Friday, November 7, 2008

Neat way to prevent multiple instances of a script

Sometimes you need to ensure that you can never have more than one instance of a script running at the same time. This is especially important with scripts that modifies files, and if the script runs for longer than a fraction of a second it becomes more critical. Also if you have many people administrating a system, it becomes more important to ensure they don't step on each other's toes.

Basically the problem is known as the multiple writers problem, and it is solved by something called "semaphores". "Semaphores" is a feature implemented in the kernel with the purpose of providing a way to guarantee that a piece of code be made "mutually exclusive". I don't want to go into this, it is already properly explained on many websites, but have a look at the Wikipedia article if you are interested in the topic.

One technique to get around the problem of multiple instances of a script is to use the existence of a specific file somewhere to flag other instances of the script that there is already a running instance. The "touch" command does not complain about existing files, so you need to to check first whether the file exists already, exit if it does, and create it otherwise. For example

if [ -f /tmp/already_running ] 
then
   echo Can not continue - the lock file already exists!
   echo If you are sure that no other instance of this script
   echo is running, delete the file /tmp/already_running and try again.
   exit 1
else
   touch /tmp/already_running
fi
....

Near the end of this script it is common to delete the file for the next use. This, however, is not the best solution.

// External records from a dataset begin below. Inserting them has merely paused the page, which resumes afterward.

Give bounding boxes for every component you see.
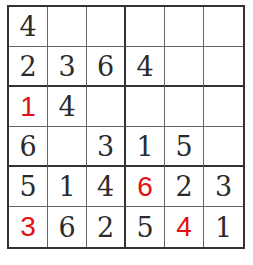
cell-r5c3[interactable]: 4 — [87, 167, 126, 207]
cell-r1c6[interactable] — [204, 7, 243, 47]
cell-r2c4[interactable]: 4 — [126, 47, 165, 87]
cell-r3c5[interactable] — [165, 87, 204, 127]
cell-r2c5[interactable] — [165, 47, 204, 87]
cell-r1c5[interactable] — [165, 7, 204, 47]
cell-r1c1[interactable]: 4 — [9, 7, 48, 47]
cell-r5c5[interactable]: 2 — [165, 167, 204, 207]
cell-r1c3[interactable] — [87, 7, 126, 47]
cell-r4c2[interactable] — [48, 127, 87, 167]
cell-r4c6[interactable] — [204, 127, 243, 167]
cell-r4c3[interactable]: 3 — [87, 127, 126, 167]
cell-r3c2[interactable]: 4 — [48, 87, 87, 127]
cell-r3c6[interactable] — [204, 87, 243, 127]
cell-r3c1[interactable]: 1 — [9, 87, 48, 127]
cell-r1c4[interactable] — [126, 7, 165, 47]
cell-r6c5[interactable]: 4 — [165, 207, 204, 247]
cell-r6c2[interactable]: 6 — [48, 207, 87, 247]
cell-r6c3[interactable]: 2 — [87, 207, 126, 247]
cell-r6c1[interactable]: 3 — [9, 207, 48, 247]
cell-r5c2[interactable]: 1 — [48, 167, 87, 207]
cell-r2c3[interactable]: 6 — [87, 47, 126, 87]
cell-r5c4[interactable]: 6 — [126, 167, 165, 207]
cell-r4c5[interactable]: 5 — [165, 127, 204, 167]
cell-r6c4[interactable]: 5 — [126, 207, 165, 247]
cell-r1c2[interactable] — [48, 7, 87, 47]
cell-r4c1[interactable]: 6 — [9, 127, 48, 167]
cell-r5c1[interactable]: 5 — [9, 167, 48, 207]
cell-r2c1[interactable]: 2 — [9, 47, 48, 87]
cell-r5c6[interactable]: 3 — [204, 167, 243, 207]
cell-r3c4[interactable] — [126, 87, 165, 127]
sudoku-board: 42364146315514623362541 — [7, 5, 245, 249]
cell-r2c6[interactable] — [204, 47, 243, 87]
cell-r4c4[interactable]: 1 — [126, 127, 165, 167]
cell-r6c6[interactable]: 1 — [204, 207, 243, 247]
cell-r3c3[interactable] — [87, 87, 126, 127]
cell-r2c2[interactable]: 3 — [48, 47, 87, 87]
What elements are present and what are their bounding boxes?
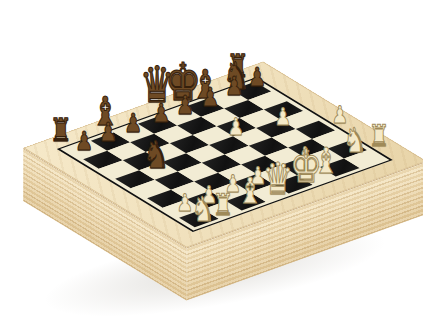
piece-white-knight-b1[interactable]: ♞ <box>191 192 215 224</box>
piece-black-pawn-c7[interactable]: ♟ <box>124 111 142 136</box>
piece-white-rook-a1[interactable]: ♜ <box>213 190 234 219</box>
piece-white-bishop-c1[interactable]: ♝ <box>237 175 262 209</box>
chess-set-photo: ♜♝♛♚♝♞♜♟♟♟♟♟♟♟♟♞♞♜♝♛♚♝♞♜♟♟♟♟♟♟♟♟ <box>0 0 423 318</box>
piece-white-rook-h1[interactable]: ♜ <box>369 122 390 151</box>
piece-white-pawn-e5[interactable]: ♟ <box>228 116 245 139</box>
piece-white-knight-g1[interactable]: ♞ <box>343 124 367 156</box>
piece-white-king-e1[interactable]: ♚ <box>290 145 322 189</box>
piece-black-pawn-b7[interactable]: ♟ <box>99 120 117 145</box>
piece-black-knight-b5[interactable]: ♞ <box>143 137 170 173</box>
piece-black-pawn-a7[interactable]: ♟ <box>75 130 93 155</box>
piece-black-pawn-d7[interactable]: ♟ <box>152 101 170 126</box>
piece-white-queen-d1[interactable]: ♛ <box>263 158 294 200</box>
piece-black-rook-a8[interactable]: ♜ <box>50 115 72 145</box>
piece-black-pawn-e7[interactable]: ♟ <box>176 93 194 118</box>
piece-black-pawn-g7[interactable]: ♟ <box>225 75 243 100</box>
piece-black-pawn-f7[interactable]: ♟ <box>201 85 219 110</box>
piece-black-pawn-h7[interactable]: ♟ <box>248 66 266 91</box>
piece-white-pawn-g5[interactable]: ♟ <box>274 106 291 129</box>
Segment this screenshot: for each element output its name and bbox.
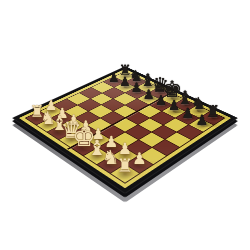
piece-black-pawn-d7: ♟ (143, 88, 155, 101)
chess-set-product-photo: ♜♞♝♛♚♝♞♜♟♟♟♟♟♟♟♟♟♟♟♟♟♟♟♟♜♞♝♛♚♝♞♜ (0, 0, 250, 250)
piece-black-pawn-e7: ♟ (155, 93, 167, 106)
piece-white-rook-h1: ♜ (117, 157, 134, 176)
piece-black-pawn-f7: ♟ (168, 100, 180, 114)
piece-black-pawn-g7: ♟ (181, 106, 194, 120)
piece-black-pawn-a7: ♟ (108, 71, 119, 83)
pieces-layer: ♜♞♝♛♚♝♞♜♟♟♟♟♟♟♟♟♟♟♟♟♟♟♟♟♜♞♝♛♚♝♞♜ (0, 0, 250, 250)
piece-black-pawn-c7: ♟ (131, 82, 143, 95)
piece-black-pawn-h7: ♟ (196, 113, 209, 127)
piece-white-pawn-h2: ♟ (132, 151, 146, 167)
piece-black-pawn-b7: ♟ (119, 76, 130, 89)
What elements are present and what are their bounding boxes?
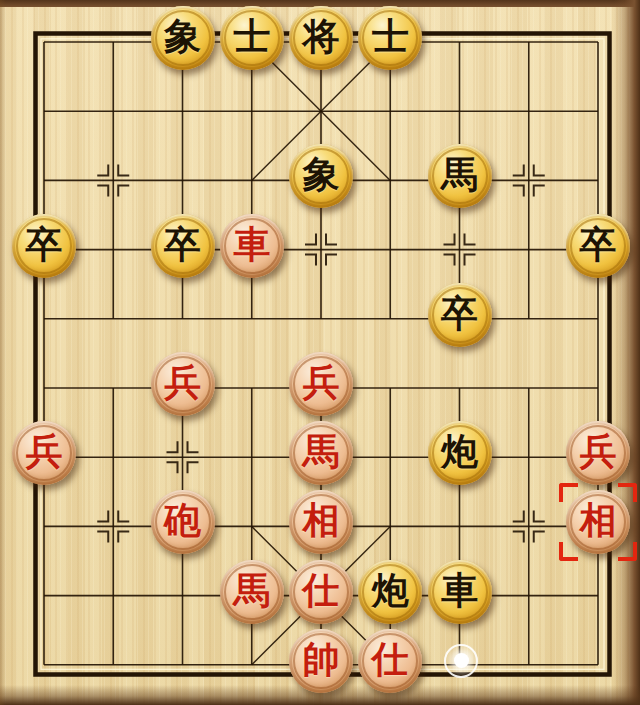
piece-black-advisor[interactable]: 士 (358, 6, 422, 70)
piece-red-advisor[interactable]: 仕 (289, 560, 353, 624)
piece-red-general[interactable]: 帥 (289, 629, 353, 693)
piece-glyph: 卒 (580, 213, 617, 277)
piece-glyph: 卒 (26, 213, 63, 277)
piece-red-advisor[interactable]: 仕 (358, 629, 422, 693)
piece-black-cannon[interactable]: 炮 (428, 421, 492, 485)
xiangqi-board[interactable]: 象士将士象馬卒卒車卒卒兵兵兵馬炮兵砲相相馬仕炮車帥仕 (0, 0, 640, 705)
piece-black-soldier[interactable]: 卒 (566, 214, 630, 278)
piece-black-horse[interactable]: 馬 (428, 144, 492, 208)
piece-glyph: 馬 (303, 420, 340, 484)
piece-glyph: 炮 (372, 559, 409, 623)
piece-red-chariot[interactable]: 車 (220, 214, 284, 278)
piece-glyph: 象 (164, 5, 201, 69)
piece-glyph: 相 (580, 489, 617, 553)
piece-glyph: 車 (233, 213, 270, 277)
piece-black-advisor[interactable]: 士 (220, 6, 284, 70)
piece-glyph: 仕 (303, 559, 340, 623)
piece-glyph: 象 (303, 143, 340, 207)
piece-red-elephant[interactable]: 相 (566, 490, 630, 554)
piece-black-elephant[interactable]: 象 (289, 144, 353, 208)
selection-corner (618, 542, 637, 561)
piece-glyph: 卒 (441, 282, 478, 346)
piece-glyph: 馬 (233, 559, 270, 623)
piece-glyph: 馬 (441, 143, 478, 207)
piece-black-soldier[interactable]: 卒 (428, 283, 492, 347)
piece-glyph: 砲 (164, 489, 201, 553)
piece-glyph: 兵 (303, 351, 340, 415)
piece-glyph: 炮 (441, 420, 478, 484)
piece-glyph: 兵 (164, 351, 201, 415)
pieces-layer: 象士将士象馬卒卒車卒卒兵兵兵馬炮兵砲相相馬仕炮車帥仕 (0, 0, 640, 705)
piece-black-soldier[interactable]: 卒 (12, 214, 76, 278)
piece-red-horse[interactable]: 馬 (220, 560, 284, 624)
piece-red-soldier[interactable]: 兵 (289, 352, 353, 416)
piece-black-cannon[interactable]: 炮 (358, 560, 422, 624)
piece-black-soldier[interactable]: 卒 (151, 214, 215, 278)
piece-glyph: 士 (233, 5, 270, 69)
piece-black-general[interactable]: 将 (289, 6, 353, 70)
piece-red-horse[interactable]: 馬 (289, 421, 353, 485)
piece-red-elephant[interactable]: 相 (289, 490, 353, 554)
piece-black-elephant[interactable]: 象 (151, 6, 215, 70)
piece-glyph: 仕 (372, 628, 409, 692)
piece-red-soldier[interactable]: 兵 (12, 421, 76, 485)
piece-glyph: 将 (303, 5, 340, 69)
piece-red-soldier[interactable]: 兵 (566, 421, 630, 485)
piece-red-cannon[interactable]: 砲 (151, 490, 215, 554)
piece-glyph: 兵 (580, 420, 617, 484)
piece-glyph: 車 (441, 559, 478, 623)
piece-glyph: 兵 (26, 420, 63, 484)
piece-black-chariot[interactable]: 車 (428, 560, 492, 624)
piece-red-soldier[interactable]: 兵 (151, 352, 215, 416)
piece-glyph: 帥 (303, 628, 340, 692)
piece-glyph: 卒 (164, 213, 201, 277)
piece-glyph: 相 (303, 489, 340, 553)
piece-glyph: 士 (372, 5, 409, 69)
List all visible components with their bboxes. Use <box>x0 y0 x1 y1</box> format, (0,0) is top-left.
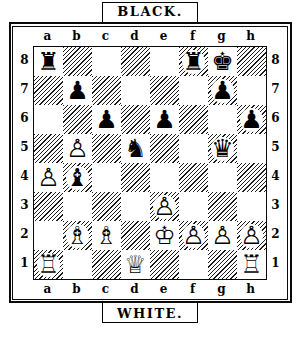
rank-label-4: 4 <box>16 162 33 191</box>
chess-board: ♜♜♚♟♟♟♟♟♙♞♛♙♝♙♗♗♔♙♙♙♖♕♖ <box>33 46 267 280</box>
square-c6[interactable]: ♟ <box>92 105 121 134</box>
square-b4[interactable]: ♝ <box>63 163 92 192</box>
square-e4[interactable] <box>150 163 179 192</box>
square-e1[interactable] <box>150 250 179 279</box>
white-queen[interactable]: ♕ <box>124 250 146 279</box>
black-queen[interactable]: ♛ <box>211 134 233 163</box>
rank-label-8: 8 <box>267 46 284 75</box>
square-b8[interactable] <box>63 47 92 76</box>
square-a1[interactable]: ♖ <box>34 250 63 279</box>
square-h1[interactable]: ♖ <box>237 250 266 279</box>
board-inner-frame: abcdefgh 87654321 ♜♜♚♟♟♟♟♟♙♞♛♙♝♙♗♗♔♙♙♙♖♕… <box>12 26 288 300</box>
file-label-d: d <box>120 27 149 46</box>
square-b2[interactable]: ♗ <box>63 221 92 250</box>
rank-label-5: 5 <box>267 133 284 162</box>
square-d3[interactable] <box>121 192 150 221</box>
file-labels-bottom: abcdefgh <box>16 280 284 299</box>
rank-label-2: 2 <box>16 220 33 249</box>
file-label-e: e <box>149 27 178 46</box>
corner-spacer <box>265 27 282 46</box>
square-a2[interactable] <box>34 221 63 250</box>
square-a6[interactable] <box>34 105 63 134</box>
rank-label-3: 3 <box>267 191 284 220</box>
corner-spacer <box>16 27 33 46</box>
white-pawn[interactable]: ♙ <box>211 221 233 250</box>
square-d5[interactable]: ♞ <box>121 134 150 163</box>
square-h5[interactable] <box>237 134 266 163</box>
square-f2[interactable]: ♙ <box>179 221 208 250</box>
black-pawn[interactable]: ♟ <box>95 105 117 134</box>
white-pawn[interactable]: ♙ <box>37 163 59 192</box>
square-e2[interactable]: ♔ <box>150 221 179 250</box>
file-label-b: b <box>62 280 91 299</box>
square-g8[interactable]: ♚ <box>208 47 237 76</box>
square-e8[interactable] <box>150 47 179 76</box>
black-knight[interactable]: ♞ <box>124 134 146 163</box>
rank-labels-right: 87654321 <box>267 46 284 280</box>
file-label-a: a <box>33 27 62 46</box>
black-pawn[interactable]: ♟ <box>66 76 88 105</box>
square-g7[interactable]: ♟ <box>208 76 237 105</box>
square-g3[interactable] <box>208 192 237 221</box>
rank-label-4: 4 <box>267 162 284 191</box>
file-labels-top: abcdefgh <box>16 27 284 46</box>
white-pawn[interactable]: ♙ <box>240 221 262 250</box>
square-c4[interactable] <box>92 163 121 192</box>
square-a4[interactable]: ♙ <box>34 163 63 192</box>
square-h4[interactable] <box>237 163 266 192</box>
black-king[interactable]: ♚ <box>211 47 233 76</box>
white-pawn[interactable]: ♙ <box>66 134 88 163</box>
square-d6[interactable] <box>121 105 150 134</box>
square-c5[interactable] <box>92 134 121 163</box>
corner-spacer <box>16 280 33 299</box>
square-d8[interactable] <box>121 47 150 76</box>
square-f7[interactable] <box>179 76 208 105</box>
square-f6[interactable] <box>179 105 208 134</box>
square-d7[interactable] <box>121 76 150 105</box>
square-h2[interactable]: ♙ <box>237 221 266 250</box>
file-label-h: h <box>236 27 265 46</box>
white-bishop[interactable]: ♗ <box>95 221 117 250</box>
square-e7[interactable] <box>150 76 179 105</box>
rank-label-7: 7 <box>16 75 33 104</box>
white-bishop[interactable]: ♗ <box>66 221 88 250</box>
square-b5[interactable]: ♙ <box>63 134 92 163</box>
square-b1[interactable] <box>63 250 92 279</box>
square-a8[interactable]: ♜ <box>34 47 63 76</box>
file-label-g: g <box>207 27 236 46</box>
square-a7[interactable] <box>34 76 63 105</box>
square-g1[interactable] <box>208 250 237 279</box>
square-b6[interactable] <box>63 105 92 134</box>
black-side-label: BLACK. <box>102 2 197 22</box>
white-rook[interactable]: ♖ <box>240 250 262 279</box>
square-h8[interactable] <box>237 47 266 76</box>
rank-label-8: 8 <box>16 46 33 75</box>
file-label-a: a <box>33 280 62 299</box>
rank-label-6: 6 <box>16 104 33 133</box>
file-label-f: f <box>178 27 207 46</box>
square-h6[interactable]: ♟ <box>237 105 266 134</box>
rank-label-1: 1 <box>16 249 33 278</box>
square-d1[interactable]: ♕ <box>121 250 150 279</box>
black-rook[interactable]: ♜ <box>37 47 59 76</box>
square-f4[interactable] <box>179 163 208 192</box>
rank-label-7: 7 <box>267 75 284 104</box>
square-a5[interactable] <box>34 134 63 163</box>
black-rook[interactable]: ♜ <box>182 47 204 76</box>
white-side-label: WHITE. <box>102 303 198 323</box>
rank-label-2: 2 <box>267 220 284 249</box>
square-e5[interactable] <box>150 134 179 163</box>
file-label-g: g <box>207 280 236 299</box>
file-label-b: b <box>62 27 91 46</box>
white-pawn[interactable]: ♙ <box>182 221 204 250</box>
white-rook[interactable]: ♖ <box>37 250 59 279</box>
square-f5[interactable] <box>179 134 208 163</box>
file-label-e: e <box>149 280 178 299</box>
black-bishop[interactable]: ♝ <box>66 163 88 192</box>
square-c7[interactable] <box>92 76 121 105</box>
file-label-f: f <box>178 280 207 299</box>
white-king[interactable]: ♔ <box>153 221 175 250</box>
black-pawn[interactable]: ♟ <box>153 105 175 134</box>
square-g6[interactable] <box>208 105 237 134</box>
white-pawn[interactable]: ♙ <box>153 192 175 221</box>
rank-label-3: 3 <box>16 191 33 220</box>
board-outer-frame: abcdefgh 87654321 ♜♜♚♟♟♟♟♟♙♞♛♙♝♙♗♗♔♙♙♙♖♕… <box>9 22 292 303</box>
square-g5[interactable]: ♛ <box>208 134 237 163</box>
square-c2[interactable]: ♗ <box>92 221 121 250</box>
black-pawn[interactable]: ♟ <box>240 105 262 134</box>
black-pawn[interactable]: ♟ <box>211 76 233 105</box>
square-h3[interactable] <box>237 192 266 221</box>
square-d2[interactable] <box>121 221 150 250</box>
square-g4[interactable] <box>208 163 237 192</box>
square-d4[interactable] <box>121 163 150 192</box>
square-f8[interactable]: ♜ <box>179 47 208 76</box>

If two instances of the script were started at nearly the same instant, what could happen is that instance 1 checks the file, finds it does not exist, but then gets kicked off the CPU so that instance 2 can run. Instance 2 then checks the lock file and also sees it is OK to continue, and then creates the lock. Instance 1 eventually gets CPU time again and, having already previously checked the lock file, believes it is safe to continue running.

This is known as a race condition, and is by definition what Semaphores are meant to prevent. But semaphores are not easily accessible in scripts, or so it might seem.

Now I know you are asking "but what is the chance of such a precice timing of sceduled cpu time to cause this kind of race condition". Yes, the chances are probably low, especially if you are the only person using a specific script. However there is a proper way of checking that we are the only instance running, and it is even simpler to implement thatn the check-file-touch-file method!

The secret lies in the mkdir command.

if ! mkdir /tmp/already_running
then
   echo Can not continue - the lock file already exists!
   echo If you are sure that no other instance of this script
   echo is running, delete the file /tmp/already_running and try again.
   exit 1
fi
....

mkdir will automatically use the kernel built-in semaphores during the actual process of creating the entry in the file system. It will fail if the directory exists, and on succesfull return, the lock will be in place already, so no extra commands are needed to complete the mutex locking process.

The second part of this is to automate the release of the lock when the script exists. Typically you want the lock to be released even if someone kills the script, press Ctrl-C, or if it terminates normally or on an error.

This is done by means of a EXIT trap, and the format of using traps in bourne shell variants is:

trap "do-something-here" EXIT

This trap must be set AFTER obtaining the lock, otherwise a second instance of the script will "inadvertendly" remove the lock obtained by the first instance of the script (because the new instance will basically remove the lock which it was not able to obtain when it exists on not being unable to obtain the lock.

You obviously don't have to have an if-then-fi to print a message to the user - if you are the only person using a script, you can simplify the checking of the lock as follow:

MUTEX_LOCK=/tmp/myscript_already_running
mkdir $MUTEX_LOCK || exit 1
trap "rmdir $MUTEX_LOCK" EXIT

With the above you will simply have an error message from mkdir which you need to interpret as "the script is already running", eg:

mkdir: Failed to make directory "/tmp/myscript_already_running"; File exists

Using this technique, a whole script might look like this:

#!/bin/ksh
# This is myscript v1.0.

#Set up the running environment
MUTEX_LOCK=/tmp/myscript_already_running
...

if ! mkdir $MUTEX_LOCK
then
   echo Can not continue - the lock file already exists!
   echo If you are sure that no other instance of this script
   echo is running, delete the file $MUTEX_LOCK and try again.
   exit 1
fi
trap "rmdir $MUTEX_LOCK" EXIT
...

# Doing work which requires only one instance of the script to be running
...

# THE END

Note there is no "remove lock" statement at the end of the script. This is handled by the trap, which executes on any exit, except of course a kill -9.

Using a kill -9 should in any case only ever be used as a last resort, because it does not allow the program to clean up after itself.

1 comment:

Mike Gerdts said...

There is a good discussion of this topic at the shell-discuss forum.

For an example of code that can clean locking that can recover from kill -9 and unexpected reboots, see the locking routine I revised/wrote for postrun as part of the fix for 6471025.